Sanger’s method is still in use, and I still use it myself for mitochondrial DNA. Both the human genome and dog genome sequences were first completed using versions of the Sanger method automated on an industrial scale. Nevertheless, the former took fifteen years and cost over a billion dollars. The time and expense involved encouraged scientists to think of other, faster, cheaper ways of sequencing DNA and they came up with several ingenious methods. The eventual winner was invented by two French scientists, Bruno Canard and Simon Sarfari, then further developed by two Cambridge chemists, Shankar Balasubramanian and David Klenerman. In contrast to Sanger, and in a sign of the times, they founded a company, called Solexa, to commercialise their methods. Solexa was eventually acquired by the US tech company Illumina and it is they who now supply the sequencers and reagents for what has become known paradoxically as ‘next-generation’ sequencing.
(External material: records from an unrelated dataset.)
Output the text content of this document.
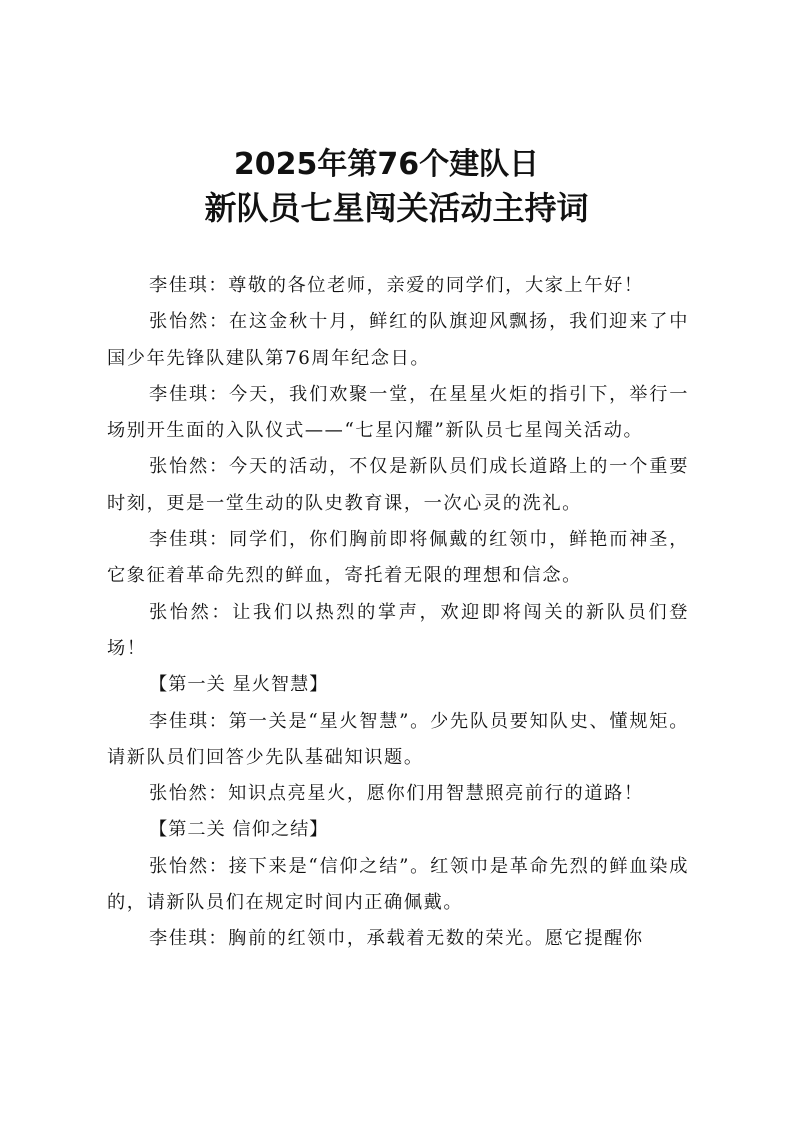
2025年第76个建队日
新队员七星闯关活动主持词

李佳琪：尊敬的各位老师，亲爱的同学们，大家上午好！

张怡然：在这金秋十月，鲜红的队旗迎风飘扬，我们迎来了中国少年先锋队建队第76周年纪念日。

李佳琪：今天，我们欢聚一堂，在星星火炬的指引下，举行一场别开生面的入队仪式——“七星闪耀”新队员七星闯关活动。

张怡然：今天的活动，不仅是新队员们成长道路上的一个重要时刻，更是一堂生动的队史教育课，一次心灵的洗礼。

李佳琪：同学们，你们胸前即将佩戴的红领巾，鲜艳而神圣，它象征着革命先烈的鲜血，寄托着无限的理想和信念。

张怡然：让我们以热烈的掌声，欢迎即将闯关的新队员们登场！

【第一关 星火智慧】

李佳琪：第一关是“星火智慧”。少先队员要知队史、懂规矩。请新队员们回答少先队基础知识题。

张怡然：知识点亮星火，愿你们用智慧照亮前行的道路！

【第二关 信仰之结】

张怡然：接下来是“信仰之结”。红领巾是革命先烈的鲜血染成的，请新队员们在规定时间内正确佩戴。

李佳琪：胸前的红领巾，承载着无数的荣光。愿它提醒你
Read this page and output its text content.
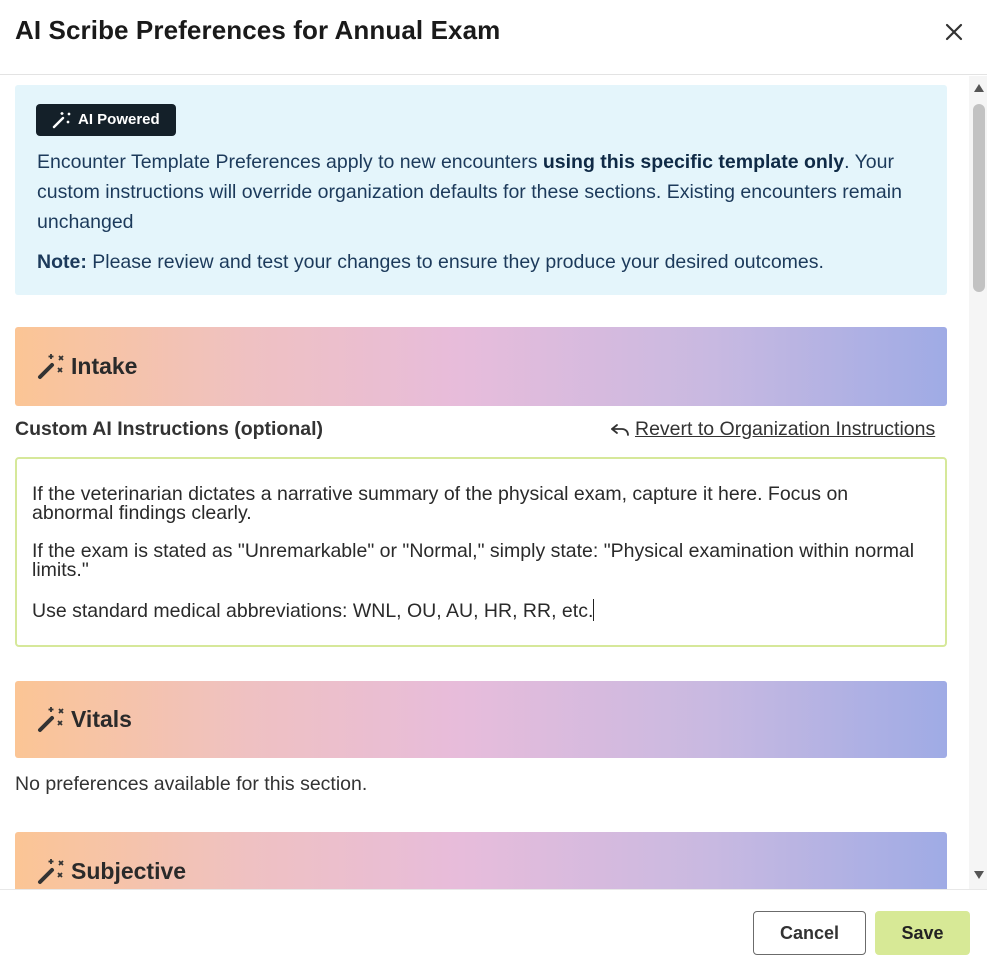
AI Scribe Preferences for Annual Exam
AI Powered
Encounter Template Preferences apply to new encounters using this specific template only. Your custom instructions will override organization defaults for these sections. Existing encounters remain unchanged
Note: Please review and test your changes to ensure they produce your desired outcomes.
Intake
Custom AI Instructions (optional)	Revert to Organization Instructions

If the veterinarian dictates a narrative summary of the physical exam, capture it here. Focus on abnormal findings clearly.

If the exam is stated as "Unremarkable" or "Normal," simply state: "Physical examination within normal limits."

Use standard medical abbreviations: WNL, OU, AU, HR, RR, etc.

Vitals
No preferences available for this section.
Subjective
Cancel	Save
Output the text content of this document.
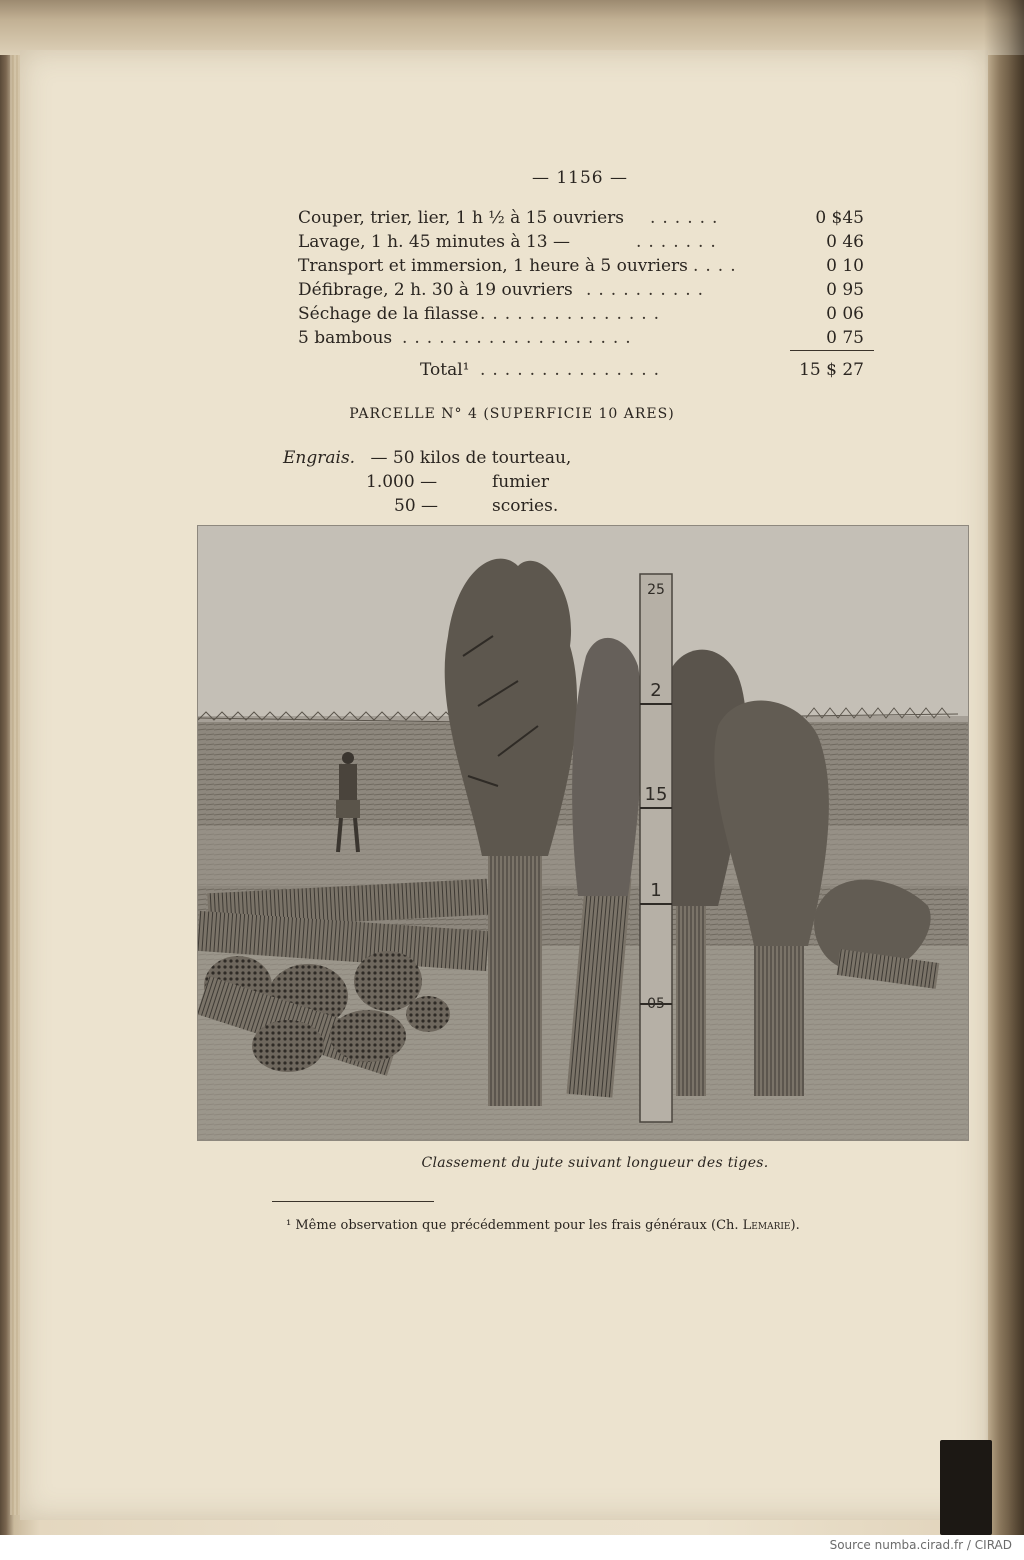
— 1156 —
Couper, trier, lier, 1 h ½ à 15 ouvriers ......	0 $45
Lavage, 1 h. 45 minutes à 13 —	.......	0 46
Transport et immersion, 1 heure à 5 ouvriers ....	0 10
Défibrage, 2 h. 30 à 19 ouvriers ..........	0 95
Séchage de la filasse ...............	0 06
5 bambous ...................	0 75
Total¹ ...............	15 $ 27
PARCELLE N° 4 (SUPERFICIE 10 ARES)
Engrais. — 50 kilos de tourteau,
1.000 —	fumier
50 —	scories.
25
2
15
1
05
Classement du jute suivant longueur des tiges.
¹ Même observation que précédemment pour les frais généraux (Ch. Lemarie).
Source numba.cirad.fr / CIRAD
Without going into too much detail, the Illumina method adds bases attached to fluorescent dyes to a growing DNA strand that is chemically tethered to a small glass flow-cell and copies the exact sequence of the original DNA. As the bases are added one by one they give off a burst of light which is captured by a camera. The colour of the flash depends on which base is added: blue for G, red for T, green for C and yellow for A. At the end of the reaction cycle there about ninety bases added to each tethered strand. The camera has recorded the order of fluorescent flashes – blue, blue, red, green and so on – in the same sequence that the bases were added, which directly translates to the sequence of the original. There could be millions of strands tethered to the flow-cell, each of them from a different fragment of DNA, and some pretty sophisticated software is required to sort out the flashes and assemble the short fragments into an overall sequence that, on a good day, covers the entire genome.
Thus in the forty years since Fred Sanger painstakingly sequenced the 5,000 or so DNA bases in Phi X 174, the latest Illumina machines can get through fifty complete genomes, each of three gigabases (3 x 109 bases), every day.